I've got a low-moderately complex flow that relies on mqtt input/output nodes. It pulls data from a remote source, processes it, and when done, asks for more data. It does this in an endless loop.
Well, it's supposed to. What happens in reality is that anywhere from 20 minutes to 8 hours after deployment, the data processing just stops. Using an inject node to prime the pump whenever this happens causes more data to be retrieved (I see it come through the mqtt input node) but further processing never occurs.
From this description, it might sound like mqtt is working fine and the problem is with the data processing nodes or logic. However, I've deconstructed the flow and added things back piece by piece to isolate the issue. It's not until I add the mqtt input node into the mix that the weirdness begins. Redeploying (effectively restarting node-red) is the only way to restore function.
Salient Facts
- Flow is running on Raspbian Stretch (fully updated) on a Raspberry Pi 3b+
- Node Red v0.20.5 (behavior was the same when I first created the flow on v0.20.3)

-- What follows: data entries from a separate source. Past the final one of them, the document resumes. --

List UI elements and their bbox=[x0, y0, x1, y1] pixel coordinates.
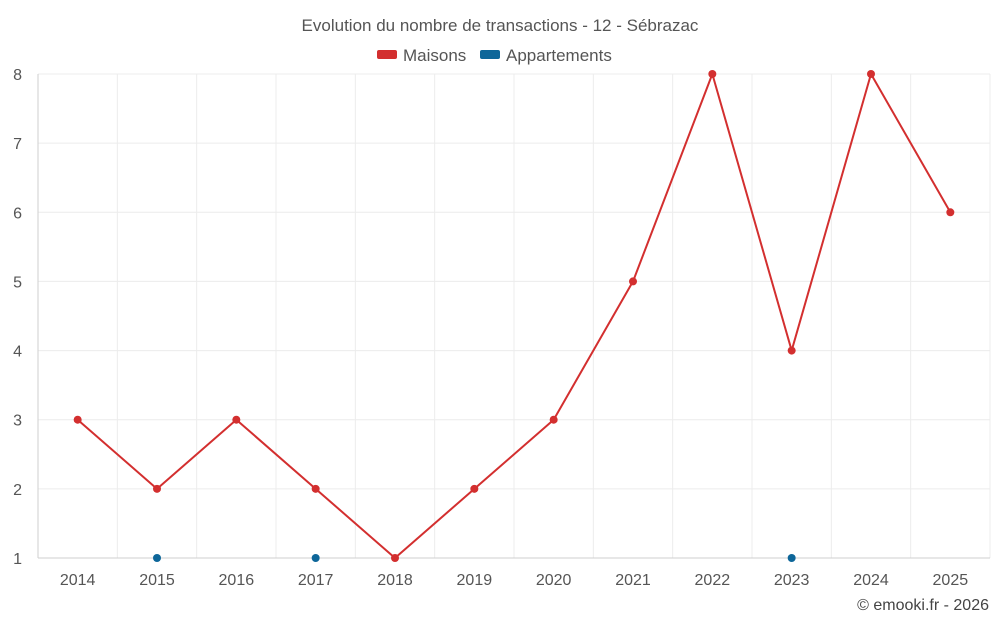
x-tick-label: 2022 bbox=[695, 572, 731, 589]
x-tick-label: 2018 bbox=[377, 572, 413, 589]
y-tick-label: 6 bbox=[13, 205, 22, 222]
legend-label-appartements[interactable]: Appartements bbox=[506, 46, 612, 65]
series bbox=[73, 70, 955, 562]
x-tick-label: 2019 bbox=[457, 572, 493, 589]
y-tick-label: 5 bbox=[13, 274, 22, 291]
x-tick-label: 2014 bbox=[60, 572, 96, 589]
y-tick-label: 3 bbox=[13, 413, 22, 430]
y-tick-label: 7 bbox=[13, 136, 22, 153]
y-tick-label: 2 bbox=[13, 482, 22, 499]
data-point-maisons[interactable] bbox=[708, 70, 717, 78]
y-tick-label: 8 bbox=[13, 67, 22, 84]
x-tick-label: 2015 bbox=[139, 572, 175, 589]
x-tick-label: 2017 bbox=[298, 572, 334, 589]
data-point-maisons[interactable] bbox=[311, 484, 320, 493]
chart-title: Evolution du nombre de transactions - 12… bbox=[302, 16, 699, 35]
data-point-maisons[interactable] bbox=[391, 554, 399, 562]
data-point-appartements[interactable] bbox=[787, 554, 796, 562]
data-point-maisons[interactable] bbox=[787, 346, 796, 355]
series-line-maisons bbox=[77, 73, 952, 559]
data-point-appartements[interactable] bbox=[311, 554, 320, 562]
data-point-maisons[interactable] bbox=[73, 415, 82, 424]
data-point-maisons[interactable] bbox=[153, 484, 161, 493]
data-point-maisons[interactable] bbox=[549, 415, 558, 424]
legend-label-maisons[interactable]: Maisons bbox=[403, 46, 466, 65]
legend-swatch-appartements[interactable] bbox=[480, 50, 500, 59]
data-point-maisons[interactable] bbox=[867, 70, 875, 78]
x-tick-label: 2016 bbox=[219, 572, 255, 589]
credit-text: © emooki.fr - 2026 bbox=[857, 597, 989, 614]
legend: Maisons Appartements bbox=[377, 46, 612, 65]
x-tick-label: 2023 bbox=[774, 572, 810, 589]
y-tick-label: 1 bbox=[13, 551, 22, 568]
data-point-appartements[interactable] bbox=[153, 554, 161, 562]
data-point-maisons[interactable] bbox=[629, 277, 637, 286]
x-tick-label: 2024 bbox=[853, 572, 889, 589]
y-tick-label: 4 bbox=[13, 344, 22, 361]
data-point-maisons[interactable] bbox=[470, 484, 479, 493]
x-tick-label: 2020 bbox=[536, 572, 572, 589]
legend-swatch-maisons[interactable] bbox=[377, 50, 397, 59]
x-tick-label: 2025 bbox=[933, 572, 969, 589]
axes: 1 2 3 4 5 6 7 8 2014 2015 2016 2017 2018 2019 2020 2021… bbox=[13, 67, 990, 589]
grid bbox=[37, 73, 991, 559]
data-point-maisons[interactable] bbox=[232, 415, 241, 424]
x-tick-label: 2021 bbox=[615, 572, 651, 589]
data-point-maisons[interactable] bbox=[946, 208, 955, 217]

- Total memory usage on the rpi never exceeds 100M out of 1G available
- top never reports above 1% cpu usage, even when the issue is happening
- trace logging is enabled and shows only an ambiguous 'comms.open' entry around the time the issue starts
- In Editor, mqtt in/out nodes show 'connected' at all times
- Editor remains fully responsive; jiggling a node and 'deploy'ing temporarily resolves the issue
- Remote mqtt broker is aws and TLS is in use
- Same mqtt config node is used for input/output
- 'Use clean session' and 'Use legacy MQTT 3.1 support' settings have no impact on the issue (whether disabled/enabled)

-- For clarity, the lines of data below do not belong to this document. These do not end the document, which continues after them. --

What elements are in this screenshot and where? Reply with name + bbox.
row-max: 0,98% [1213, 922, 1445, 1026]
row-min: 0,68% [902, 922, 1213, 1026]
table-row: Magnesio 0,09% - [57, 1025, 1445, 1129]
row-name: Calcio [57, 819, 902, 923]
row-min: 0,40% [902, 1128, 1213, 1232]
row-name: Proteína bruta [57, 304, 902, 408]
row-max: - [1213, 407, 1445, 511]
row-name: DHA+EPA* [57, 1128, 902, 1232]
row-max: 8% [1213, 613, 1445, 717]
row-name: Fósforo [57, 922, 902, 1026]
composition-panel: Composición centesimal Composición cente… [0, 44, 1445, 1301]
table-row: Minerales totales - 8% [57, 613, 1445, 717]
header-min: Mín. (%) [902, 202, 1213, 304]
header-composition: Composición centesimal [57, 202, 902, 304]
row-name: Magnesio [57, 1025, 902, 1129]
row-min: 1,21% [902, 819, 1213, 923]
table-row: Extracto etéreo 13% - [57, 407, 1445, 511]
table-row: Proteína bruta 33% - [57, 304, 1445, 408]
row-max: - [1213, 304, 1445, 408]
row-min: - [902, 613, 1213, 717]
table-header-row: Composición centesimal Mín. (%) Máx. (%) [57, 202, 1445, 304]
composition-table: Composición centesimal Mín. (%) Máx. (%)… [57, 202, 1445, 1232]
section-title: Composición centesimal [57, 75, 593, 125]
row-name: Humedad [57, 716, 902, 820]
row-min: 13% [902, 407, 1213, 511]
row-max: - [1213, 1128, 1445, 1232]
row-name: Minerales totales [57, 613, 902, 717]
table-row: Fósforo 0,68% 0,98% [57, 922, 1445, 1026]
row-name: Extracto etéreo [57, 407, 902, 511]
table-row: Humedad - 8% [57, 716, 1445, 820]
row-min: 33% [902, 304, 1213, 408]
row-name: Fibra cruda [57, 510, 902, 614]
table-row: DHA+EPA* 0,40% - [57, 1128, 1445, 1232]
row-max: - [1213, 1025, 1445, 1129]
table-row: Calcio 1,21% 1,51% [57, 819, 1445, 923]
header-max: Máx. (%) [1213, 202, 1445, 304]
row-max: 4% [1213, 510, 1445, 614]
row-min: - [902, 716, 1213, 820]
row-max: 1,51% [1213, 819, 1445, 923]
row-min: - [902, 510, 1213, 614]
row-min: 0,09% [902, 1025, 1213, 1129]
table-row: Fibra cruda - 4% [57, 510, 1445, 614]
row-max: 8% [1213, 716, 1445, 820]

- RPI hardware has been swapped and the issue follows the code
- Different power supplies have been used in order to rule out electrical nuisances
- CPU temp is steady at around 43C
- A timeout loop has been added to the flow to try to catch the condition and gracefully restart the data flow and, surprisingly, it'll often work for a few iterations before things just grind to a halt altogether and a redeploy/restart is needed. While the node red process could be restarted from within this loop (aka, 'the nuclear option'), important state info that's stored in the flow context would be lost.
- That same timeout loop also ensures that the flow starts back up in the event of temporary network connectivity loss but this has never been an issue.
- No sign of errors anywhere - the flow just stops working. I can point to the node where events seem to stop but it's a relatively simple node (node-red-contrib-morse) and, again, if the mqtt-in node is replaced with a looped data feed, the issue never occurs.
- All data fed into the above mentioned node is sanitized (alphanum only) and no pattern has arisen that would indicate that the data itself is at issue.
- strace on node-red when the 'hang' occurs repeats the following and it's worth noting that no topic named 'status' is used in the flow:
writev(22, [{iov_base="\201\", iov_len=2}, {iov_base="[{"topic":"status/7ba70e35.0089e"..., iov_len=92}], 2) = 94
epoll_ctl(3, EPOLL_CTL_MOD, 22, {EPOLLIN, {u32=22, u64=22}}) = 0
epoll_pwait(3, , 1024, 0, NULL, 8) = 0
epoll_pwait(3, , 1024, 949, NULL, 8) = 0
epoll_pwait(3, , 1024, 50, NULL, 8) = 0
What other troubleshooting steps can I try here?